Wouldn't there also be additional increased costs for the south, not covered in the subvention?  Like policing, education, particularly in loyalist areas? 

clonadmad

Quote from: JPGJOHNNYG on June 13, 2023, 12:43:38 AM
The subvention has always been based on dodgy accounts and guesses. Ridiculous that the government doesn't actually seem to know the real figure. Great article. I wonder if it factors in the tax revenues from UK wide business like Tesco's etc whose profits from NI will be declared though across the water.

It does


"The subvention underestimates tax revenues for Northern Ireland, as corporation tax, capital gains and VAT are paid by companies from their head-office address regardless of where that profit was earned, exaggerating the tax earned in London. Previous studies have estimated that this underestimation of tax revenue actually earned in Northern Ireland adds £500 million to the size of subvention."

clonadmad

Quote from: Jell 0 Biafra on June 13, 2023, 02:29:23 AM
Wouldn't there also be additional increased costs for the south, not covered in the subvention?  Like policing, education, particularly in loyalist areas?

"so even allowing for an increase in a future Irish defence budget of about €200 million this would still represent a saving of more than £900 million per annum."

Rossfan

Why the awful low productivity in the 6?
Why does a Monaghan worker produce a lot more than an Arnagh or Tyrone one?
Or is it down to exceptionally high productivity in the East and South East?
Davy's given us a dream to cling to
We're going to bring home the SAM

clonadmad

#3929
Quote from: Rossfan on June 13, 2023, 09:05:56 AM
Why the awful low productivity in the 6?
Why does a Monaghan worker produce a lot more than an Arnagh or Tyrone one?
Or is it down to exceptionally high productivity in the East and South East?

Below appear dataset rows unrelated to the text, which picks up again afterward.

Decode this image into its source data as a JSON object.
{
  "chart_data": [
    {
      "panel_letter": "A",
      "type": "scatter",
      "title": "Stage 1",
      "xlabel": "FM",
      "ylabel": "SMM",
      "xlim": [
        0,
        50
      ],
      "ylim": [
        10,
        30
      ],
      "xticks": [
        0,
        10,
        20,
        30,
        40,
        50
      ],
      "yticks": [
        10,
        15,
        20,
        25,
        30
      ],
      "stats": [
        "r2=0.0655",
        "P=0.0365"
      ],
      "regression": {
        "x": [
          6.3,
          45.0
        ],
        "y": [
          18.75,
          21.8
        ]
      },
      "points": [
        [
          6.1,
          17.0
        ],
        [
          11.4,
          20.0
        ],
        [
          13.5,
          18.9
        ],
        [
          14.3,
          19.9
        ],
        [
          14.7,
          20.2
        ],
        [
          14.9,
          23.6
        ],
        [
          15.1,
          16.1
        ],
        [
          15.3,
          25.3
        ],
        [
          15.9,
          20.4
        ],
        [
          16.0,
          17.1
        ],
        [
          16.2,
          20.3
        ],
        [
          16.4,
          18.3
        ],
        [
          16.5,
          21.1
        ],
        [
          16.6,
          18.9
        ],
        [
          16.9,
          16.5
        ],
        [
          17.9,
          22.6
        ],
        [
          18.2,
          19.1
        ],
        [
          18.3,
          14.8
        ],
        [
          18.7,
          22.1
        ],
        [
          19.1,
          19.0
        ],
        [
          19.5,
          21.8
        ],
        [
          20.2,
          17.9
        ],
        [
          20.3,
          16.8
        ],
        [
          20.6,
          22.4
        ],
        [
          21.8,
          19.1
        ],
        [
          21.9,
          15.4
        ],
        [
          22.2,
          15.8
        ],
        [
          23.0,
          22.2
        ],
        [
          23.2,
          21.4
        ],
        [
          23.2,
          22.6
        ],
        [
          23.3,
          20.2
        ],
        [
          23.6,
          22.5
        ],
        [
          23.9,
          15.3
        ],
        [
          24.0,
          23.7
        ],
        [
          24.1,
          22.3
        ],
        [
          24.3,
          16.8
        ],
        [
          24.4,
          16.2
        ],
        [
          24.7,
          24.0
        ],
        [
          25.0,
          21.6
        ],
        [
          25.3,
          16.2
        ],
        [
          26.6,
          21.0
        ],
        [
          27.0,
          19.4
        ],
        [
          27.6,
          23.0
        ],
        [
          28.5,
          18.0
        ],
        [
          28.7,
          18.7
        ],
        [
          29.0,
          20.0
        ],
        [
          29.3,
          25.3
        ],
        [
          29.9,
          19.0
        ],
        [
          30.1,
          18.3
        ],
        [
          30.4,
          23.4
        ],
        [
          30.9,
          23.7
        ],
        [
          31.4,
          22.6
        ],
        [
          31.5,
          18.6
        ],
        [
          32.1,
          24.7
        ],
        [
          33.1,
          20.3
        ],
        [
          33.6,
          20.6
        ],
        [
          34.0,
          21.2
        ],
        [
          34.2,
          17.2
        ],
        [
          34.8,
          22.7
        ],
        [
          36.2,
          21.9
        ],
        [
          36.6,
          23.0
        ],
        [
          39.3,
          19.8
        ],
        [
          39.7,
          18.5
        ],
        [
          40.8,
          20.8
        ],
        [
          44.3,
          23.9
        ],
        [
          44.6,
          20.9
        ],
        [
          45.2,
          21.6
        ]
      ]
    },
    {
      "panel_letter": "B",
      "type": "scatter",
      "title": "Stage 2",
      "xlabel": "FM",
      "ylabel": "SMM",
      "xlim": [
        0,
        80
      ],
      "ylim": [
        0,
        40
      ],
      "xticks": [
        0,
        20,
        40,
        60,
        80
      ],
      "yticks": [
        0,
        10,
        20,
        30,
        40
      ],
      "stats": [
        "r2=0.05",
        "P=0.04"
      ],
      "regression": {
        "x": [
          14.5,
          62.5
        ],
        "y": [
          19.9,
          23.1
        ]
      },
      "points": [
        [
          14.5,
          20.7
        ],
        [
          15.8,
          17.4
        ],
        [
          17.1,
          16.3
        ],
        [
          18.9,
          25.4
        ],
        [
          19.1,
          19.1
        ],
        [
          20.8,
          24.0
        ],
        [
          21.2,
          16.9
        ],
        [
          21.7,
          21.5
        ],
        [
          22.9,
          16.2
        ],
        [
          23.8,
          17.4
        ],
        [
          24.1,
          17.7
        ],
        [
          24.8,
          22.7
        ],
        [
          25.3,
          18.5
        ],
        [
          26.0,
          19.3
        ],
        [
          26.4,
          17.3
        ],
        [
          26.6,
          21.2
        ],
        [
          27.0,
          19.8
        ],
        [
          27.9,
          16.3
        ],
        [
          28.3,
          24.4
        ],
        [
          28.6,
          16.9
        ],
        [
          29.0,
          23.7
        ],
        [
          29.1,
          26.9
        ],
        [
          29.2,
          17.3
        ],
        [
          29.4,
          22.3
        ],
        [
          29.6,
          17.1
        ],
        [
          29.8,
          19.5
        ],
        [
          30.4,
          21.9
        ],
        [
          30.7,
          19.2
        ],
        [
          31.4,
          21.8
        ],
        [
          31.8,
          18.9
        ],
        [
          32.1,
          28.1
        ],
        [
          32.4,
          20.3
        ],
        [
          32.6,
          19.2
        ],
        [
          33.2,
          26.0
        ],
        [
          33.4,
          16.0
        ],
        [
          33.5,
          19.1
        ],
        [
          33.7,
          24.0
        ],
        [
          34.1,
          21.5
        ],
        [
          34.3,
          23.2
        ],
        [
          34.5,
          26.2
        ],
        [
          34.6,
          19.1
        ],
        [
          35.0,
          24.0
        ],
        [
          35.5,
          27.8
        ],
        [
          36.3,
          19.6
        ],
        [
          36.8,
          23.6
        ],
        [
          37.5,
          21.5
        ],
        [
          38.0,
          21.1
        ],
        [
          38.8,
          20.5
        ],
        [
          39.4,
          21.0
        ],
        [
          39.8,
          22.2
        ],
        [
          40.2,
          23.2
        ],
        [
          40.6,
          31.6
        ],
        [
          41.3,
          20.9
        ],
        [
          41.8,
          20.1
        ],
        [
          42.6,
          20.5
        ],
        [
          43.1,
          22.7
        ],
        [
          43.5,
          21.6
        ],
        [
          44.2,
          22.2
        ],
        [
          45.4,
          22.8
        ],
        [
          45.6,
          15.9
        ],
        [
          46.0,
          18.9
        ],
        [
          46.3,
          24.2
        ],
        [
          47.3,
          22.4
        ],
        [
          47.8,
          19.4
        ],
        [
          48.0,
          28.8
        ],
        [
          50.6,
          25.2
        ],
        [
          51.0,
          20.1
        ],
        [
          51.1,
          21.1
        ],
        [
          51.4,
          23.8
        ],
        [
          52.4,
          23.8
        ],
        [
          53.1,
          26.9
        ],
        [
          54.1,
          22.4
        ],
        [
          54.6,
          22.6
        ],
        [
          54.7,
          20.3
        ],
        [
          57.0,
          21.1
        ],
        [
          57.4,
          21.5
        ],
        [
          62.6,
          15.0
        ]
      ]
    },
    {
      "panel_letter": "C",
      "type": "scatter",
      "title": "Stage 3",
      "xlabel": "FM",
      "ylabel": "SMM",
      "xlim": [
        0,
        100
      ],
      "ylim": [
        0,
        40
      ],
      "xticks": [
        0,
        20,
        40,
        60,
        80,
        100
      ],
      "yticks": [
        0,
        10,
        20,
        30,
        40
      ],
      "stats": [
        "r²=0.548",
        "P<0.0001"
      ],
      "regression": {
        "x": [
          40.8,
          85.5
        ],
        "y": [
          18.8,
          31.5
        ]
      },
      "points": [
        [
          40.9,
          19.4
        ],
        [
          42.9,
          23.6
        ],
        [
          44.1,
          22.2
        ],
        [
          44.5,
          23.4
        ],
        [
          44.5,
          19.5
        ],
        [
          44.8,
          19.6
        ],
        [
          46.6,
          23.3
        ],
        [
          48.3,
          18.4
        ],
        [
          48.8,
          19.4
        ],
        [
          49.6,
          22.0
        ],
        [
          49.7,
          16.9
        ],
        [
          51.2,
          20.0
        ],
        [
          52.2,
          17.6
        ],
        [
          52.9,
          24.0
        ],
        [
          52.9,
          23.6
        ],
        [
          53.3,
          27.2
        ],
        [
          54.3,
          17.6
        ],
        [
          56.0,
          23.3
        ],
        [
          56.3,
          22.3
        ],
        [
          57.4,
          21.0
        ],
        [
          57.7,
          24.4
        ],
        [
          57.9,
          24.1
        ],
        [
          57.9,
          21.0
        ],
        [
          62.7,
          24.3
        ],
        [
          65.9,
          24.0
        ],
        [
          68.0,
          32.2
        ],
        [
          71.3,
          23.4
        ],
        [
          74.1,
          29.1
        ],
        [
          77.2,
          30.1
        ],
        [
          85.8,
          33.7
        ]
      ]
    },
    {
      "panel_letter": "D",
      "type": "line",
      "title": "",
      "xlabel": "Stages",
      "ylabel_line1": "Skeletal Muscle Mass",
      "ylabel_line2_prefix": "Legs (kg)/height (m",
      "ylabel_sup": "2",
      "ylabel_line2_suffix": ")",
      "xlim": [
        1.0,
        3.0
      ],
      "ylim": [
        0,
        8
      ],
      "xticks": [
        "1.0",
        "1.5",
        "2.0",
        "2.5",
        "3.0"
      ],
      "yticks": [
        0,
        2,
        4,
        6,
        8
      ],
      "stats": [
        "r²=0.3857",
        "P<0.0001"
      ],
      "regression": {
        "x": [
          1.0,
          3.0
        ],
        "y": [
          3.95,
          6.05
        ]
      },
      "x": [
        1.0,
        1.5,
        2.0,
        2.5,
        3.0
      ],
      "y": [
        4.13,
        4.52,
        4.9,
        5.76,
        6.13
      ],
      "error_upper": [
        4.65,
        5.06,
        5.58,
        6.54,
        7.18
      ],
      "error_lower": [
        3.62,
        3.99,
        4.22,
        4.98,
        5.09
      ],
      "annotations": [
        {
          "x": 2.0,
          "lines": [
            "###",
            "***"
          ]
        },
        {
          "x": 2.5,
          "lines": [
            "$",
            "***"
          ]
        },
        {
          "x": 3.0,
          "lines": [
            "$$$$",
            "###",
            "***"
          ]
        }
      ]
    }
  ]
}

An individual worker in Intel in Kildare or Eli Lilly in Kinsale would have a massively greater productivity than a bin man in Carrickfergus

It's the value of the work that they produce is what counts

The more highly skilled and better educated workforce you have the higher the productivity

"productivity is a measure of economic performance that compares the amount of output with the amount of labor used to produce that output."